20 Minutes – Procès pour proxénétisme à Paris: «Ce n’est plus de la prostitution. C’est du braconnage!», lâchent les parents d’une victime
Au beau milieu d’une lecture un peu monotone, la présidente de la 15e chambre du tribunal correctionnel de Paris s’arrête brusquement sur le mot « collège ». Pour elle, il est nécessaire d’insister. « Quand je dis que certains des prévenus allaient chercher cette jeune fille au « collège », cela veut bien dire qu’elle avait l’âge d’être « collégienne »… », reprend-elle.
Les douze jeunes hommes d’à peine 20 ans qui lui font face baissent alors les yeux.Comme s’ils venaient de se rendre compte qu’ils comparaissent, depuis ce lundi, pour« proxénétisme aggravé » au préjudice de quatorze jeunes filles, dont huit mineures. T-shirt tape-à-l’œil et barbe soignée, le premier à venir à la barre commence d’ailleurs par reconnaître les faits. De façon un peu maladroite. Racontant comment les adolescentes « travaillent », « bossent » ou « font des clients », il se fait reprendre un peu sèchement par la juge. « Non, on va arrêter ça. Elles ne travaillaient pas ! Elles se prostituaient ! »
«Des jeunes femmes consentantes, voire désireuses de faire ça…»

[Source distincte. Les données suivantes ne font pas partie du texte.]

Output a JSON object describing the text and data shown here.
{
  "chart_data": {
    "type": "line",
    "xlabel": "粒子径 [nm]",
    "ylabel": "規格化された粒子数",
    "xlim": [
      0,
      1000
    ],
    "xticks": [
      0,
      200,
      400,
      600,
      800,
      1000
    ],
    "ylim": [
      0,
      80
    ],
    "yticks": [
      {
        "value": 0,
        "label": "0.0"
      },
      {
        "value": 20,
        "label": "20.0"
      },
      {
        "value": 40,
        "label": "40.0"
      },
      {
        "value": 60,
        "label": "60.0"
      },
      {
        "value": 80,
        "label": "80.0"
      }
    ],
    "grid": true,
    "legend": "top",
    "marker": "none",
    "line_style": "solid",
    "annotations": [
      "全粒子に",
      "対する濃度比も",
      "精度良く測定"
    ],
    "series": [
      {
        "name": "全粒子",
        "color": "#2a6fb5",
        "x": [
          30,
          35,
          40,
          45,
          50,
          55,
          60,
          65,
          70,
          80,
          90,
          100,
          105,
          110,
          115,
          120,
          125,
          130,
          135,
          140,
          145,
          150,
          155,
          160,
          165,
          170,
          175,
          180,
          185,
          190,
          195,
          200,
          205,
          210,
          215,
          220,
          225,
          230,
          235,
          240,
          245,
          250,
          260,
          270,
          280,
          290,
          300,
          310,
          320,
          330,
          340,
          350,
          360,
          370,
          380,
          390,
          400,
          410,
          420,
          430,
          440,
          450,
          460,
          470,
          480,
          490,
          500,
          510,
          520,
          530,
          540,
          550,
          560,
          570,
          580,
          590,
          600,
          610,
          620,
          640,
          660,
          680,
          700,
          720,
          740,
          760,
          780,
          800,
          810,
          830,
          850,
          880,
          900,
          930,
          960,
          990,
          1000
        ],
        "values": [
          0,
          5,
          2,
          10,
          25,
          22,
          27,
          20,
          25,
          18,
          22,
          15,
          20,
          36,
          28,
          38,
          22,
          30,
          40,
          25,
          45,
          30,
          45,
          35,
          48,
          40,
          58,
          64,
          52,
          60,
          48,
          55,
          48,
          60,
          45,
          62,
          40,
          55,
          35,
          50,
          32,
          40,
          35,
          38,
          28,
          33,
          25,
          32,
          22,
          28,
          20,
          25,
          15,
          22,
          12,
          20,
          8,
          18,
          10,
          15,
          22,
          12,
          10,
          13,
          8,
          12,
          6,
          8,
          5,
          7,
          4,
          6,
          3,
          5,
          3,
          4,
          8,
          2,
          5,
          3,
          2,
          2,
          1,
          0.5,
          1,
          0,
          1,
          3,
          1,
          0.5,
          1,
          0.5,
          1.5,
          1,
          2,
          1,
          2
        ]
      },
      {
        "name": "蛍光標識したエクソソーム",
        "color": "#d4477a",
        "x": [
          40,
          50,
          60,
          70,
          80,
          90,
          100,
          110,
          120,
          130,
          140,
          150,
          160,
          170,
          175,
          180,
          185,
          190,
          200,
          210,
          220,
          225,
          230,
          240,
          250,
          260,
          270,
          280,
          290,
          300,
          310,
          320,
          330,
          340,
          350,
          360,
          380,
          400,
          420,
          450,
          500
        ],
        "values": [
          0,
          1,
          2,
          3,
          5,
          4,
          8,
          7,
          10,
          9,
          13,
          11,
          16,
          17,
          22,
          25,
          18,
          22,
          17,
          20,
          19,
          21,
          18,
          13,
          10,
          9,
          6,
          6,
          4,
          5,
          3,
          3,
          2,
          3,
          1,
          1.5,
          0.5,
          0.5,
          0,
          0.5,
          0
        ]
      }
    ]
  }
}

Ce n’est pas une question de vocabulaire. Plutôt l’illustration d’un phénomène de société qui inquiète de plus en plus les autorités. « Ces jeunes filles ne se considèrent pas comme des prostituées. Au départ, elles se présentent comme des « escorts », déplore Vanina Meplain, avocate de l’association Équipes d’action contre la proxénétisme (EACP), partie civile dans la procédure. Pour elles, c’est un moyen de s’acheter le dernier sac à la mode ou une paire de Louboutin. »
Avocat de l’un des prévenus, Sahand Saber ose même aller encore plus loin. « Ces jeunes femmes sont consentantes, voire désireuses de faire ça. Quand on voit que Zahia est devenue une égérie de mode après avoir fait la Une des journaux pour s’être prostituée, cela montre à quel point notre système de valeurs s’effondre… »
Les proxénètes se cachaient à proximité des chambres
Sauf qu’il s’agit bien de prostitution au final. Alpaguées via les réseaux sociaux -Instagram notamment- ou à la sortie du collège ou du lycée où on leur promet « beaucoup d’argent rapidement », les jeunes filles se retrouvent à enchaîner cinq à dix passes par jour dans des hôtels de la banlieue parisienne ou des appartements loués sur Airbnb pour l’occasion.
L’instruction a révélé un système bien rodé selon lequel les prévenus « testaient les performances sexuelles » des jeunes filles puis, les prenaient en photo en sous-vêtements avant de mettre en ligne des annonces sur les sites spécialisés tels que Vivastreet. Ils leur fournissaient un téléphone pour répondre aux appels et des préservatifs. Et allaient se cacher aux abords de la chambre afin d’être sûr de récupérer le montant de la passe.
Aux policiers, l’une des jeunes filles a raconté avoir fondu en larmes le premier soir après le troisième client. Avant d’être consolée par deux « copines » qui lui ont rappelé « l’argent facile ». Sauf qu’au fil du temps, les proxénètes se sont montrés de plus en plus gourmands. « Et les filles ont commencé à sombrer », poursuit Vanina Meplain. L’une d’entre elles s’est confiée à la mère d’une amie avant de se décider à « affronter le regard de sa propre mère » qui l’a alors envoyée au commissariat déposer plainte.
Aucune des filles ne souhaite venir témoigner
Aujourd’hui, toutes ces jeunes filles sont les grandes absentes de ce procès. Aucune d’entre elles ne souhaite témoigner pour l’instant. « Par honte mais aussi par peur des représailles », poursuite Vanina Meplain. Car si les prévenus ont été mis hors d’état de nuire, d’autres semblent avoir déjà pris le relais.
Complètement perdus dans le prétoire, les parents d’une jeune fille confiaient, en larmes, ne pas savoir comment aider leur fille aujourd’hui à s’en sortir. « Ce n’est plus de la prostitution. C’est du braconnage ! » Le procès doit se poursuivre jusqu’au 3 juillet. Les prévenus encourent une peine de dix ans de prison.